FAA spokesman David Hess said that as of 1 p.m. yesterday the agency had received 1,099 calls against the plan and 227 for it since the test -- aimed at a more equitable distribution of aircraft noise around the area -- started on Monday.
Hess said the FAA's telephone comment line (557-2081) had been jammed with calls and that extra lines were to be set up last night.
Unlike in Virginia, local governments and members of Congress in Maryland and the District of Columbia reported getting only a few calls, most of them complaints.
In Arlington County, where the County Board and county manager's offices have received more than 110 calls opposing the plan and none in favor, board clerk Jean Julian said, "There's never been a response like this.

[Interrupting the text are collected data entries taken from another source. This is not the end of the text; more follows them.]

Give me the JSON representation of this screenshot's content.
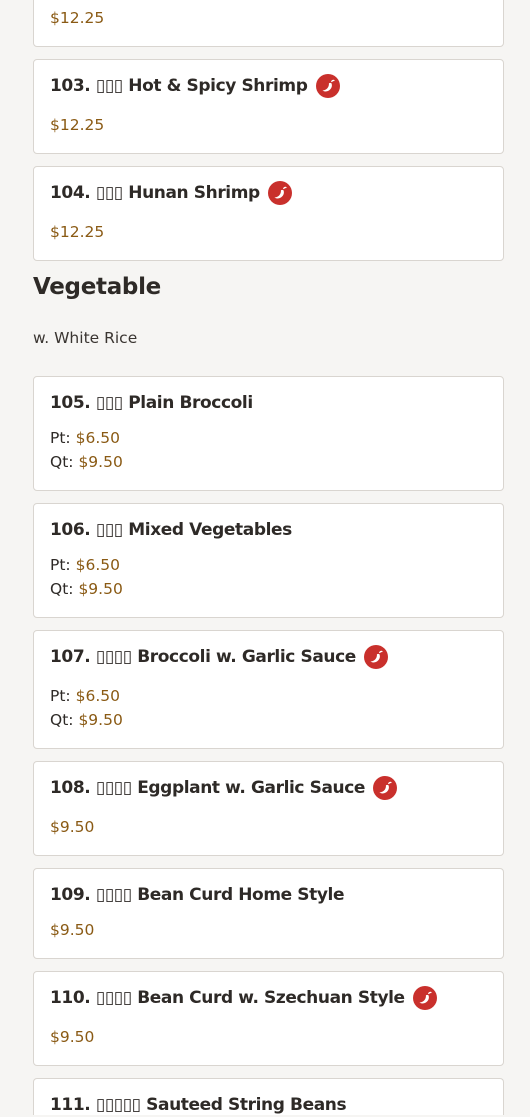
{
  "items": {
    "i102": {
      "price": "$12.25"
    },
    "i103": {
      "name": "103. ▯▯▯ Hot & Spicy Shrimp",
      "price": "$12.25"
    },
    "i104": {
      "name": "104. ▯▯▯ Hunan Shrimp",
      "price": "$12.25"
    },
    "i105": {
      "name": "105. ▯▯▯ Plain Broccoli",
      "pt_label": "Pt:",
      "pt_price": "$6.50",
      "qt_label": "Qt:",
      "qt_price": "$9.50"
    },
    "i106": {
      "name": "106. ▯▯▯ Mixed Vegetables",
      "pt_label": "Pt:",
      "pt_price": "$6.50",
      "qt_label": "Qt:",
      "qt_price": "$9.50"
    },
    "i107": {
      "name": "107. ▯▯▯▯ Broccoli w. Garlic Sauce",
      "pt_label": "Pt:",
      "pt_price": "$6.50",
      "qt_label": "Qt:",
      "qt_price": "$9.50"
    },
    "i108": {
      "name": "108. ▯▯▯▯ Eggplant w. Garlic Sauce",
      "price": "$9.50"
    },
    "i109": {
      "name": "109. ▯▯▯▯ Bean Curd Home Style",
      "price": "$9.50"
    },
    "i110": {
      "name": "110. ▯▯▯▯ Bean Curd w. Szechuan Style",
      "price": "$9.50"
    },
    "i111": {
      "name": "111. ▯▯▯▯▯ Sauteed String Beans"
    }
  },
  "section": {
    "title": "Vegetable",
    "subtitle": "w. White Rice"
  },
  "icons": {
    "spicy": "chili-pepper-icon"
  },
  "colors": {
    "price": "#8a5a14",
    "spicy_badge": "#c9302c",
    "card_border": "#d9d5d0"
  }
}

We've had just three people constantly answering the phones."
Alexandria's citizens assistance office reported receiving about a dozen calls against the plan, many of them from Arlington residents. In Fairfax County, Board of Supervisors Chairman Jack Herrity plans to ask the board on Monday to establish a formal system to monitor opinion on the test, a spokeswoman said.
A spokesman for Rep. Frank R. Wolf (R-Va.), whose 10th District includes the airport and many residents affected by the plan, said his office had received 125 calls against the plan and one in favor. Rep. Stanford E. Parris (R-Va.) has received about 20 calls, most in opposition, a spokeswoman said.

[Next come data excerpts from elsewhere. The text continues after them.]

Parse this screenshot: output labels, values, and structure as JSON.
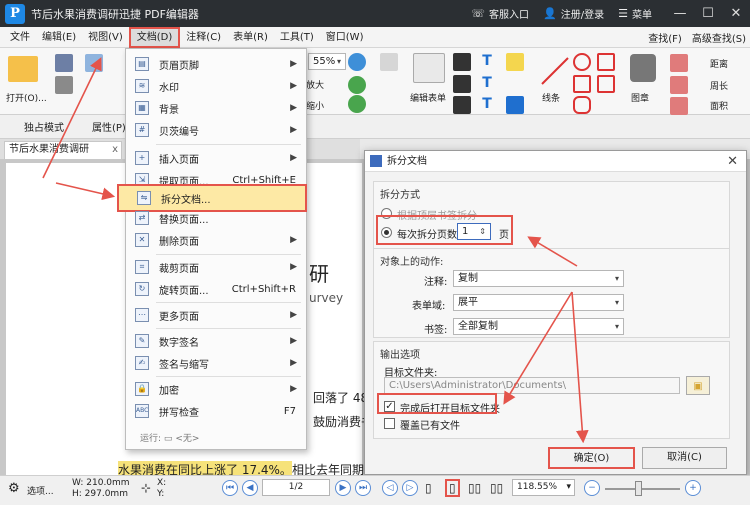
{
  "window": {
    "logo": "P",
    "title": "节后水果消费调研迅捷 PDF编辑器",
    "service": "客服入口",
    "login": "注册/登录",
    "menu_label": "菜单"
  },
  "menubar": {
    "items": [
      "文件",
      "编辑(E)",
      "视图(V)",
      "文档(D)",
      "注释(C)",
      "表单(R)",
      "工具(T)",
      "窗口(W)"
    ],
    "find": "查找(F)",
    "adv_find": "高级查找(S)"
  },
  "ribbon": {
    "open": "打开(O)...",
    "zoom_value": "55%",
    "zoom_in_label": "放大",
    "zoom_out_label": "缩小",
    "edit_form": "编辑表单",
    "line": "线条",
    "stamp": "图章",
    "distance": "距离",
    "perimeter": "周长",
    "area": "面积"
  },
  "subbar": {
    "exclusive": "独占模式",
    "properties": "属性(P)..."
  },
  "doc_tab": {
    "label": "节后水果消费调研",
    "close": "x"
  },
  "document": {
    "line1": "研",
    "line2": "urvey",
    "line3": "回落了  48.9",
    "line4": "鼓励消费书",
    "highlight": "水果消费在同比上涨了 17.4%。",
    "rest": "相比去年同期"
  },
  "doc_menu": {
    "items": [
      {
        "label": "页眉页脚",
        "shortcut": "",
        "submenu": true
      },
      {
        "label": "水印",
        "shortcut": "",
        "submenu": true
      },
      {
        "label": "背景",
        "shortcut": "",
        "submenu": true
      },
      {
        "label": "贝茨编号",
        "shortcut": "",
        "submenu": true
      },
      {
        "label": "插入页面",
        "shortcut": "",
        "submenu": true
      },
      {
        "label": "提取页面...",
        "shortcut": "Ctrl+Shift+E",
        "submenu": false
      },
      {
        "label": "拆分文档...",
        "shortcut": "",
        "submenu": false
      },
      {
        "label": "替换页面...",
        "shortcut": "",
        "submenu": false
      },
      {
        "label": "删除页面",
        "shortcut": "",
        "submenu": true
      },
      {
        "label": "裁剪页面",
        "shortcut": "",
        "submenu": true
      },
      {
        "label": "旋转页面...",
        "shortcut": "Ctrl+Shift+R",
        "submenu": false
      },
      {
        "label": "更多页面",
        "shortcut": "",
        "submenu": true
      },
      {
        "label": "数字签名",
        "shortcut": "",
        "submenu": true
      },
      {
        "label": "签名与缩写",
        "shortcut": "",
        "submenu": true
      },
      {
        "label": "加密",
        "shortcut": "",
        "submenu": true
      },
      {
        "label": "拼写检查",
        "shortcut": "F7",
        "submenu": false
      }
    ],
    "run_label": "运行:",
    "run_value": "<无>"
  },
  "dialog": {
    "title": "拆分文档",
    "split_method": "拆分方式",
    "by_bookmark": "根据顶层书签拆分",
    "per_pages": "每次拆分页数",
    "pages_value": "1",
    "pages_unit": "页",
    "object_actions": "对象上的动作:",
    "notes_label": "注释:",
    "notes_value": "复制",
    "form_label": "表单域:",
    "form_value": "展平",
    "bookmark_label": "书签:",
    "bookmark_value": "全部复制",
    "output": "输出选项",
    "target_folder": "目标文件夹:",
    "folder_path": "C:\\Users\\Administrator\\Documents\\",
    "open_after": "完成后打开目标文件夹",
    "overwrite": "覆盖已有文件",
    "ok": "确定(O)",
    "cancel": "取消(C)"
  },
  "statusbar": {
    "options": "选项...",
    "width": "W: 210.0mm",
    "height": "H: 297.0mm",
    "x": "X:",
    "y": "Y:",
    "page_current": "1",
    "page_total": "/2",
    "zoom": "118.55%"
  },
  "colors": {
    "annotation_red": "#e4544b",
    "menu_highlight": "#fde9a5",
    "titlebar": "#2b2f33"
  }
}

Sen. John W. Warner (R-Va.) has received about 100 calls, mostly from opponents of the plan, a spokesman said. Virginia's other senator, Republican Paul S. Trible, has been averaging about 60 calls a day from opponents, with no calls from plan supporters, a spokeswoman said.
The Metropolitan Washington Council of Governments, which requested the scatter-plan test, has received only a handful of calls, a spokesman said.